Principe selon lequel l'antigène ne fait que sélectionner et amplifier les rares clones lymphocytaires porteurs d'un récepteur déjà complémentaire, préexistant à toute rencontre.
Changement de la région constante de la chaîne lourde d'une immunoglobuline (de IgM vers IgG, IgA ou IgE) qui modifie les fonctions effectrices tout en conservant la spécificité antigénique.
| Critère | Réponse primaire | Réponse secondaire |
|---|---|---|
| Temps de latence | Long (plusieurs jours) | Court (1 à 3 jours) |
| Isotype dominant | IgM puis un peu d'IgG | IgG (ou IgA, IgE) |
| Affinité | Faible | Élevée (maturation d'affinité) |
| Amplitude du pic | Modérée | Nettement plus élevée |
| Durée | Brève | Prolongée |
| Cellules engagées | Lymphocytes naïfs | Lymphocytes mémoire |
Réponse humorale primaire et secondaire
- Quatre caractères de l'adaptatif : spécificité, diversité, mémoire, tolérance au soi.

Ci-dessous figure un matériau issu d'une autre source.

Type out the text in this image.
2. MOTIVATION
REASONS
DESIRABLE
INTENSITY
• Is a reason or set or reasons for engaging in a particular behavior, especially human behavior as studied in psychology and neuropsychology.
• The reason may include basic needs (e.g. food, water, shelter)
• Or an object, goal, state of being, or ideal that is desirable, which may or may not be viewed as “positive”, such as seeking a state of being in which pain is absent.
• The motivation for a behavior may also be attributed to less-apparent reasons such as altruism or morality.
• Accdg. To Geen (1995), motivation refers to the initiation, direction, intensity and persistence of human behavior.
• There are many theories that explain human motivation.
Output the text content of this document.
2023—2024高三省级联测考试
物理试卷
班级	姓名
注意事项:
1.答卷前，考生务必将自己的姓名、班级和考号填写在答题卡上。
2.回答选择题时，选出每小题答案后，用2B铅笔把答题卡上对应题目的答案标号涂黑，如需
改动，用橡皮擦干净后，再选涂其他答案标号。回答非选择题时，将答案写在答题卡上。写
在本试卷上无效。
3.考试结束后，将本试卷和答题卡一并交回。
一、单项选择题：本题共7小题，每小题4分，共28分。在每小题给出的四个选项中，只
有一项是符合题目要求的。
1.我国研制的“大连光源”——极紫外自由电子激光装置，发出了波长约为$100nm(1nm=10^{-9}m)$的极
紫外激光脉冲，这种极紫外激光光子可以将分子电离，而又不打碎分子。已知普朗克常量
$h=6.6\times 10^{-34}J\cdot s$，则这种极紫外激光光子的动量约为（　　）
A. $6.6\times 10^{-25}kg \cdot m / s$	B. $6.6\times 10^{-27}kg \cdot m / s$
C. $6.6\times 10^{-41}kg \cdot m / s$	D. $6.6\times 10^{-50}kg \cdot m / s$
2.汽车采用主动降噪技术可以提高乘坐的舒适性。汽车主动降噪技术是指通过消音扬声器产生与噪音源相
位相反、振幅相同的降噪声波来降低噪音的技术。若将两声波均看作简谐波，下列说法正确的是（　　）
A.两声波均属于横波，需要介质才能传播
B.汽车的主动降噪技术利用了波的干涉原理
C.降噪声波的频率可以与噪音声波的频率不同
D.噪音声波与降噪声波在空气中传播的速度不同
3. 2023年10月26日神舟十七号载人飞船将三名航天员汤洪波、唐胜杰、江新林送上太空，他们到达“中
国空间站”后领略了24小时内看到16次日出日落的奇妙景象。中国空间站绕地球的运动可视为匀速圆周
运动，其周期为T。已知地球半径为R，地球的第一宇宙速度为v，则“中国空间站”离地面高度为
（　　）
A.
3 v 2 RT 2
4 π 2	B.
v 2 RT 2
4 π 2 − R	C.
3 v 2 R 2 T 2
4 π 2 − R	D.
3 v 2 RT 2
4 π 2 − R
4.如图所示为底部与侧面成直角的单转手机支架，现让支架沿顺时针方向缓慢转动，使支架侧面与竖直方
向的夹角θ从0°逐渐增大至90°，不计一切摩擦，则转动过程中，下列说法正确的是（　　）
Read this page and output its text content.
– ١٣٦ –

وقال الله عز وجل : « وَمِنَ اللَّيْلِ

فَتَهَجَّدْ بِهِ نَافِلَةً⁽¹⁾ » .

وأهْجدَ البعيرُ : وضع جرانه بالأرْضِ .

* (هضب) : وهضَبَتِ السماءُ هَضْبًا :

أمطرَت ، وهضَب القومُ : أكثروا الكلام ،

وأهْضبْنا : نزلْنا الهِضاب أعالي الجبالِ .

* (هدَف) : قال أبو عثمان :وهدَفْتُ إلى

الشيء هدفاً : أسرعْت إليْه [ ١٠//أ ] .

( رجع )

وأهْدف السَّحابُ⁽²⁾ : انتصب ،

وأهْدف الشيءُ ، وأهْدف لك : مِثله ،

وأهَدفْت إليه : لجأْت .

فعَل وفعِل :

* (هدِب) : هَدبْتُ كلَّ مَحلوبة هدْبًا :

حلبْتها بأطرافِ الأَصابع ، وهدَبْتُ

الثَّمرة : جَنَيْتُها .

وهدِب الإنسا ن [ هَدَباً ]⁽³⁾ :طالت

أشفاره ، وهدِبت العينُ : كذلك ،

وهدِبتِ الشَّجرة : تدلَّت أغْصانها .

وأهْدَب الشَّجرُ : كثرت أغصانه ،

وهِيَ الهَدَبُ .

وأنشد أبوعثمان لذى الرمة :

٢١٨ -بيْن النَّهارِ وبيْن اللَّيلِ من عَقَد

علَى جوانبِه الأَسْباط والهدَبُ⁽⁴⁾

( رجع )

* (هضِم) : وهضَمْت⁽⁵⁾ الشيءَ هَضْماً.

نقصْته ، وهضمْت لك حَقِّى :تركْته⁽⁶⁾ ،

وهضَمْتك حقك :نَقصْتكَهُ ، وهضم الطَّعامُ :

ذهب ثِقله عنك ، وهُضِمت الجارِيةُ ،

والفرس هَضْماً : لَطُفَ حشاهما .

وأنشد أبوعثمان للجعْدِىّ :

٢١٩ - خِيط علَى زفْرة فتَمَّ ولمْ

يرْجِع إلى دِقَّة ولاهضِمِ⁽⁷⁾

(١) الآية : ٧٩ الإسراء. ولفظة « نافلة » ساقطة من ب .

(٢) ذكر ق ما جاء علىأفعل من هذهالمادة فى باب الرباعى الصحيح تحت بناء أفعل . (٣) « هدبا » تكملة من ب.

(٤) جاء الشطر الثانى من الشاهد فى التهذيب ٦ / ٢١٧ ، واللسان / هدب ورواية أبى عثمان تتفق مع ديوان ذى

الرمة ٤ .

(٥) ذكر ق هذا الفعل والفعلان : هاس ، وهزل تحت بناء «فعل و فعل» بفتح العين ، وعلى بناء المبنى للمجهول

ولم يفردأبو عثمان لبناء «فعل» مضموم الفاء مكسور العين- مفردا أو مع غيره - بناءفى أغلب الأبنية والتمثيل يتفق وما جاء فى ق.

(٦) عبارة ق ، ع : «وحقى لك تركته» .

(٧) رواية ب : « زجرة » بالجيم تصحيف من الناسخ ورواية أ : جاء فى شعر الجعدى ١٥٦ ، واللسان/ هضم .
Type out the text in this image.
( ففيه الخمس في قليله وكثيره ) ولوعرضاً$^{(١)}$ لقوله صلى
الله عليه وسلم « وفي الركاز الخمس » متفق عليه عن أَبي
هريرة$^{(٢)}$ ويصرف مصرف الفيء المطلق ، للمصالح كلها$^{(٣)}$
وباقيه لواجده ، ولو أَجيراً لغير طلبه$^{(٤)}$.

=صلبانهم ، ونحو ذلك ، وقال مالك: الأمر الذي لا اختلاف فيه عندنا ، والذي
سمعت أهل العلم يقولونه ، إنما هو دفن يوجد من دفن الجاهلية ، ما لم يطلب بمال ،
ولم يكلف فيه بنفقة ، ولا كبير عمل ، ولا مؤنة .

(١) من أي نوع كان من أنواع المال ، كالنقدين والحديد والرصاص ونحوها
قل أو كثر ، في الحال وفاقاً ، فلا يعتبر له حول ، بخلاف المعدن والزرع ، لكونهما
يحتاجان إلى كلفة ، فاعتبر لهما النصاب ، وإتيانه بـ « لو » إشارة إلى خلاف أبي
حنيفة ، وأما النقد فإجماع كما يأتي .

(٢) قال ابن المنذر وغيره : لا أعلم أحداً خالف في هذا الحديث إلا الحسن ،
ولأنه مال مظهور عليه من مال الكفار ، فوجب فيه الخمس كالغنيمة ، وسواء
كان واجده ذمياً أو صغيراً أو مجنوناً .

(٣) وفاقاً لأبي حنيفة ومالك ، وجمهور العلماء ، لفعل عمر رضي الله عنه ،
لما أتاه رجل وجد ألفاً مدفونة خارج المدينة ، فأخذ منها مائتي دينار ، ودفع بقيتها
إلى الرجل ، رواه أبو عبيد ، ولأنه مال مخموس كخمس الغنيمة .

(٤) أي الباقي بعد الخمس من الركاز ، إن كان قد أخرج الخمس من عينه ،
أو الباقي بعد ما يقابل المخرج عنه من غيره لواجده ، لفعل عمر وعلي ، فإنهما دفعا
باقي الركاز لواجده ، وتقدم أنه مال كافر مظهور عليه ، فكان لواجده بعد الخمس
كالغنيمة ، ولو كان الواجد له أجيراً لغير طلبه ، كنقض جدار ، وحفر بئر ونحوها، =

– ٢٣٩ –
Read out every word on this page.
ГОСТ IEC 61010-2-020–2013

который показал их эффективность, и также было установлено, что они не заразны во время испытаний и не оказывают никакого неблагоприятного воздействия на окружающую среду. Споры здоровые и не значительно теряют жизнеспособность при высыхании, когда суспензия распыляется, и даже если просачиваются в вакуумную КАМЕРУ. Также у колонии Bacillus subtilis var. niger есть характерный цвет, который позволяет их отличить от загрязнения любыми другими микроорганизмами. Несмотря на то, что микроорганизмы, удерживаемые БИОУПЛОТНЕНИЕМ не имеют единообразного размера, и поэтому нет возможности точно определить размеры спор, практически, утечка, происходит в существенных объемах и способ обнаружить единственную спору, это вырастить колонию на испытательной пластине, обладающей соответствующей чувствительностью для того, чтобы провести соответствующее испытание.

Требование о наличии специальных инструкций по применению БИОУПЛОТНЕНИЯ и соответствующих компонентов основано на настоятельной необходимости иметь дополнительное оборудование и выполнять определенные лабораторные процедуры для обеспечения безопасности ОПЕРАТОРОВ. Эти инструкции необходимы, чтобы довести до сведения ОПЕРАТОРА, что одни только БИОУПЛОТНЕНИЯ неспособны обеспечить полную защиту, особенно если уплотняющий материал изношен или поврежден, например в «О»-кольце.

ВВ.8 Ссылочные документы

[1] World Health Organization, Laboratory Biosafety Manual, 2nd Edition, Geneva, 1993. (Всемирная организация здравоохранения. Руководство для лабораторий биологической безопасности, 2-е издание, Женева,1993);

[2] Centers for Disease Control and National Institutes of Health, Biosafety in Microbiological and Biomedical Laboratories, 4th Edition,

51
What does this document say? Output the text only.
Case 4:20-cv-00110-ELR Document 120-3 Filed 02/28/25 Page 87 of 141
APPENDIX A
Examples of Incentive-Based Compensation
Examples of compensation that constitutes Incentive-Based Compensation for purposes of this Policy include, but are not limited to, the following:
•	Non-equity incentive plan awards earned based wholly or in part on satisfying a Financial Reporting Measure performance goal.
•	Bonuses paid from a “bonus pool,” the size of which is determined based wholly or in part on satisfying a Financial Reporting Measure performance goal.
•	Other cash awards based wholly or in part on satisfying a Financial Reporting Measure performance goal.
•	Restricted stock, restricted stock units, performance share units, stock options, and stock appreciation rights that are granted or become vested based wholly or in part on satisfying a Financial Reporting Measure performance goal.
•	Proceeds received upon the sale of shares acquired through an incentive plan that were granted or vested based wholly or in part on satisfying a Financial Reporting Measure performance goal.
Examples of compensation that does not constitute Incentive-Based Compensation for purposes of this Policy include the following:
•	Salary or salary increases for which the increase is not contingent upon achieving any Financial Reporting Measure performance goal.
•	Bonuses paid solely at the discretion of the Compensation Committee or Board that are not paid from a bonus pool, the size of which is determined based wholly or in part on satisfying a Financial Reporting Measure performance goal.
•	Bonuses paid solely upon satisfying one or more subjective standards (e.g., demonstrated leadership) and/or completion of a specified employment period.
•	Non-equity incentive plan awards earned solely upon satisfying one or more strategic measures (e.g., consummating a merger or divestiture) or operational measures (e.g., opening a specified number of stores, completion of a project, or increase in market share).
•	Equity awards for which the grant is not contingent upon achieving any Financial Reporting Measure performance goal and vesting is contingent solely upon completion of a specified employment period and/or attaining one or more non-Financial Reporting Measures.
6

- Diversité par recombinaison V(D)J (RAG-1/RAG-2), imprécision jonctionnelle et association des chaînes.
- Activation du T : signal 1 (peptide-CMH/TCR-CD3) + signal 2 (CD28-B7) + signal 3 cytokinique ; signal 1 seul → anergie.
- Centre germinatif : hypermutation somatique → maturation d'affinité ; CD40/CD40L + cytokines → commutation isotypique.
- Ag thymo-indépendants → IgM, pas de mémoire ; d'où les vaccins conjugués.
- Réponse secondaire : plus rapide, plus intense, IgG de forte affinité — base de la vaccination.
La courbe comparée des réponses primaire et secondaire, à tracer et à commenter, revient très souvent, tout comme la question des deux signaux d'activation du lymphocyte T. Les fautes classiques : dire que le BCR reconnaît un peptide présenté par le CMH — c'est faux, il reconnaît l'antigène natif — et confondre commutation isotypique (change la classe) et hypermutation somatique (change l'affinité). Pense à mentionner l'anergie quand on t'interroge sur la tolérance périphérique.